Along with Goldberg’s remarkable performance, comes Delpy’s focused, nuanced writing and direction. Instead of a typical entry in a tired genre, she infuses a breath of fresh air into nearly every frame. From the get-go, we’re directly involved in Marion and Jack’s intimate, “real” conversations, with Delpy never retreating with her camera. She doesn’t succumb to the directorial temptations to shoot close-up after close-up either, even when the proceedings become increasingly tense. The tight, fluff-less writing she collaborated on in Before Sunset is the order of the day here as well, but this story is much more than a simple carbon copy of that film.

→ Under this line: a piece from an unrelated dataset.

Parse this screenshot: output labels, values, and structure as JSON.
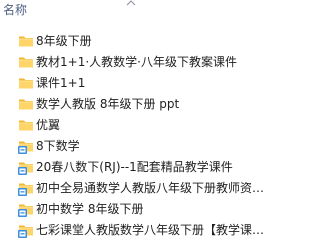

What is a simple romantic comedy on the surface turns out to be far more than that, delving deep into the complexities of relationships with a sharp edge that appears during the final act. Despite the always annoying presence of a voice-over narrator (Marion, in this case), the final fifteen minutes offer up some emotional twists and turns that will keep you riveted to the satisfying end.
Rating for Style: A
Rating for Substance: A+
Image Transfer Review: This 1.85:1 anamorphic widescreen presentation looks quite good, with sharp, detailed images throughout. The Paris location brings about wonderfully bright colors that enable this transfer double as a travel agency video for the city. There’s a bit of softness at times and some grain and dirt, but, overall, print flaws are kept to a bare minimum.
Image Transfer Grade: B
Audio Transfer Review: The Dolby Digital 5.1 audio does a nice job remaining in its element, which is really all we can ask for in this type of film. The surrounds come to life during the impressive music cues, but this is a dialogue-centric track. Fortunately, the mix excels in that department, as the actors’ speech is always crisp and clear.
Audio Transfer Grade: B
Disc ExtrasStatic menu
Scene Access with 24 cues and remote access
Subtitles/Captions in English, Spanish with remote access
6 Other Trailer(s) featuring Blind Dating, Resurrecting the Champ, Juno, Feast of Love, Blue State, The Savages
5 Deleted Scenes
Packaging: Keep Case
Along with trailers for other Fox releases, we get five extended scenes that run for almost 13 minutes. These don’t add much to the overall story, but they’re a nice addition for fans of the film.
Extras Grade: C
Final CommentsIt’s a shame that 2 Days in Paris didn’t receive a wider theatrical release in 2007. This is an incredible tale of love and the complexities of relationships that includes a hilarious performance by Adam Goldberg. Fox’s DVD is a solid effort, with above average audio and video, along with a couple of extras that offer a nice look at the film’s production.